We had a blast.  The rest of my posts this week will chronicle some of our experiences there.  We went to the Closing Ceremony Saturday night hoping for something great but working hard not to get our hopes up too much.  After all, there were around one hundred teams participating in her Challenge.  Top 20 or 30 would make us happy, her team manager had said.  The top 10 would be posted on the Jumbo-tron.  The top 3 would walk the stage.  So probably we would know nothing about how they had done until the complete results were posted online later.
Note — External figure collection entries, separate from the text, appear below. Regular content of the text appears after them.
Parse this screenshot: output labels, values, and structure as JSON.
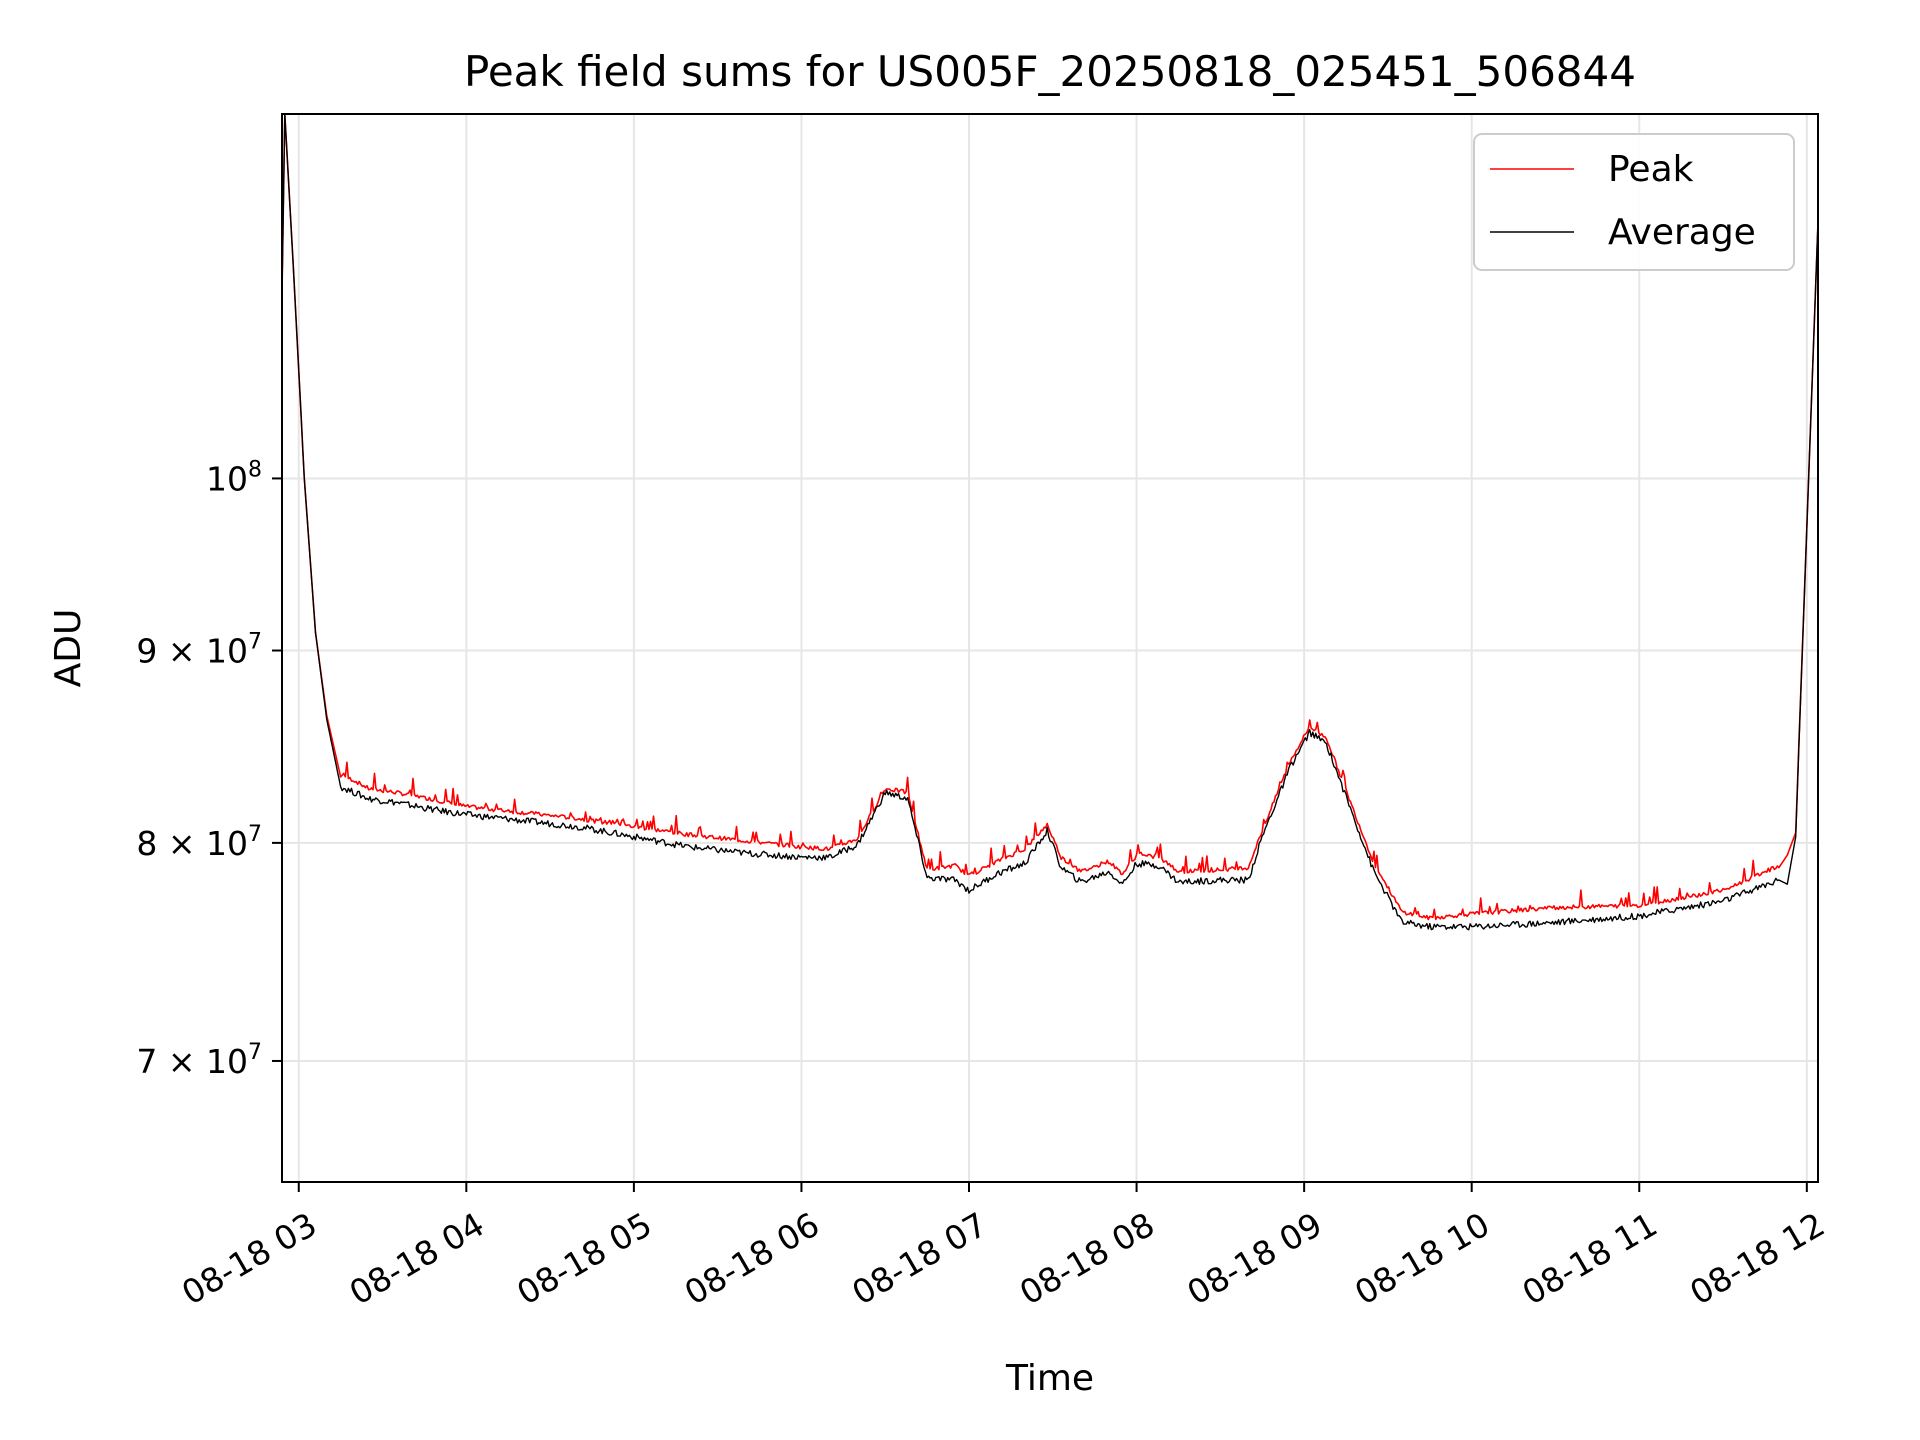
{
  "chart_data": {
    "type": "line",
    "title": "Peak field sums for US005F_20250818_025451_506844",
    "xlabel": "Time",
    "ylabel": "ADU",
    "yscale": "log",
    "grid": true,
    "legend_position": "top-right",
    "x_ticks": [
      "08-18 03",
      "08-18 04",
      "08-18 05",
      "08-18 06",
      "08-18 07",
      "08-18 08",
      "08-18 09",
      "08-18 10",
      "08-18 11",
      "08-18 12"
    ],
    "y_ticks": [
      {
        "value": 70000000,
        "label": "7 × 10",
        "exp": "7"
      },
      {
        "value": 80000000,
        "label": "8 × 10",
        "exp": "7"
      },
      {
        "value": 90000000,
        "label": "9 × 10",
        "exp": "7"
      },
      {
        "value": 100000000,
        "label": "10",
        "exp": "8"
      }
    ],
    "xlim": [
      "2025-08-18 02:54",
      "2025-08-18 12:04"
    ],
    "ylim": [
      65000000,
      125000000
    ],
    "series": [
      {
        "name": "Peak",
        "color": "#ff0000",
        "x": [
          "2025-08-18 02:54",
          "2025-08-18 02:55",
          "2025-08-18 02:58",
          "2025-08-18 03:02",
          "2025-08-18 03:06",
          "2025-08-18 03:10",
          "2025-08-18 03:15",
          "2025-08-18 03:20",
          "2025-08-18 03:25",
          "2025-08-18 03:35",
          "2025-08-18 03:50",
          "2025-08-18 04:00",
          "2025-08-18 04:20",
          "2025-08-18 04:40",
          "2025-08-18 05:00",
          "2025-08-18 05:20",
          "2025-08-18 05:40",
          "2025-08-18 06:00",
          "2025-08-18 06:10",
          "2025-08-18 06:20",
          "2025-08-18 06:30",
          "2025-08-18 06:38",
          "2025-08-18 06:45",
          "2025-08-18 06:55",
          "2025-08-18 07:00",
          "2025-08-18 07:10",
          "2025-08-18 07:20",
          "2025-08-18 07:28",
          "2025-08-18 07:33",
          "2025-08-18 07:40",
          "2025-08-18 07:50",
          "2025-08-18 07:55",
          "2025-08-18 08:00",
          "2025-08-18 08:08",
          "2025-08-18 08:15",
          "2025-08-18 08:30",
          "2025-08-18 08:40",
          "2025-08-18 08:45",
          "2025-08-18 08:55",
          "2025-08-18 09:02",
          "2025-08-18 09:08",
          "2025-08-18 09:15",
          "2025-08-18 09:25",
          "2025-08-18 09:35",
          "2025-08-18 09:45",
          "2025-08-18 10:00",
          "2025-08-18 10:30",
          "2025-08-18 11:00",
          "2025-08-18 11:30",
          "2025-08-18 11:50",
          "2025-08-18 11:53",
          "2025-08-18 11:56",
          "2025-08-18 12:00",
          "2025-08-18 12:04"
        ],
        "values": [
          112000000,
          125000000,
          114000000,
          100000000,
          91000000,
          86500000,
          83300000,
          83000000,
          82600000,
          82400000,
          82000000,
          81700000,
          81400000,
          81100000,
          80700000,
          80300000,
          80000000,
          79700000,
          79600000,
          80100000,
          82600000,
          82400000,
          78600000,
          78800000,
          78300000,
          79000000,
          79600000,
          80800000,
          79200000,
          78500000,
          79000000,
          78400000,
          79300000,
          79200000,
          78500000,
          78600000,
          78700000,
          80500000,
          84000000,
          85800000,
          85200000,
          82500000,
          78900000,
          76600000,
          76300000,
          76500000,
          76800000,
          76900000,
          77600000,
          78800000,
          79400000,
          80500000,
          97000000,
          117000000
        ]
      },
      {
        "name": "Average",
        "color": "#000000",
        "x": [
          "2025-08-18 02:54",
          "2025-08-18 02:55",
          "2025-08-18 02:58",
          "2025-08-18 03:02",
          "2025-08-18 03:06",
          "2025-08-18 03:10",
          "2025-08-18 03:15",
          "2025-08-18 03:20",
          "2025-08-18 03:25",
          "2025-08-18 03:35",
          "2025-08-18 03:50",
          "2025-08-18 04:00",
          "2025-08-18 04:20",
          "2025-08-18 04:40",
          "2025-08-18 05:00",
          "2025-08-18 05:20",
          "2025-08-18 05:40",
          "2025-08-18 06:00",
          "2025-08-18 06:10",
          "2025-08-18 06:20",
          "2025-08-18 06:30",
          "2025-08-18 06:38",
          "2025-08-18 06:45",
          "2025-08-18 06:55",
          "2025-08-18 07:00",
          "2025-08-18 07:10",
          "2025-08-18 07:20",
          "2025-08-18 07:28",
          "2025-08-18 07:33",
          "2025-08-18 07:40",
          "2025-08-18 07:50",
          "2025-08-18 07:55",
          "2025-08-18 08:00",
          "2025-08-18 08:08",
          "2025-08-18 08:15",
          "2025-08-18 08:30",
          "2025-08-18 08:40",
          "2025-08-18 08:45",
          "2025-08-18 08:55",
          "2025-08-18 09:02",
          "2025-08-18 09:08",
          "2025-08-18 09:15",
          "2025-08-18 09:25",
          "2025-08-18 09:35",
          "2025-08-18 09:45",
          "2025-08-18 10:00",
          "2025-08-18 10:30",
          "2025-08-18 11:00",
          "2025-08-18 11:30",
          "2025-08-18 11:50",
          "2025-08-18 11:53",
          "2025-08-18 11:56",
          "2025-08-18 12:00",
          "2025-08-18 12:04"
        ],
        "values": [
          112000000,
          125000000,
          114000000,
          100000000,
          91000000,
          86300000,
          82800000,
          82500000,
          82200000,
          82000000,
          81600000,
          81400000,
          81100000,
          80800000,
          80300000,
          79800000,
          79500000,
          79300000,
          79300000,
          79900000,
          82500000,
          82200000,
          78300000,
          78200000,
          77700000,
          78500000,
          79000000,
          80600000,
          78800000,
          78100000,
          78600000,
          78000000,
          79000000,
          78900000,
          78100000,
          78200000,
          78200000,
          80300000,
          83800000,
          85600000,
          85000000,
          82300000,
          78600000,
          76200000,
          76000000,
          76000000,
          76200000,
          76500000,
          77200000,
          78200000,
          78000000,
          80300000,
          97000000,
          117000000
        ]
      }
    ]
  }
}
And then, there they were.

They had finished in the top 10 and they were up there on the screen.  I screamed in excitement and struggled to take a picture – grateful that sleeping Hal had moved his dead weight off my arm moments before.  I began to cry.  No special awards, no walk across the stage, but still.  They were one of the best in the world.

We asked Daryl if he was jealous.  He said no and he seemed to mean it.  He had had such a good time that he was grateful for the opportunity to be there and even, in a way, grateful to experience Globals for the first time without having to worry about a performance of his own.  He plans to return next year in his own right.

DI is a big deal in our town.  I’ve heard people talk about how their teams did before.  I’ve heard the pride as they said they went to Globals.  I’ve heard the pride as they said they finished seventh or twelfth or whatever.  I’d always wondered how they could be so proud of something lower than third.  I mean, really.  If you aren’t getting a medal…?

But now I get it.  Having been there, I now realize that there’s a whole range of things to be proud of.  Her team on the Jumbo-tron?  So many teams sat through that entire ceremony without the opportunity to cheer for themselves.  They went home pleased that they had made it, maybe pleased with how they’d done, determined to do even better next year.  But they weren’t called out.  Our girls were and I couldn’t be prouder.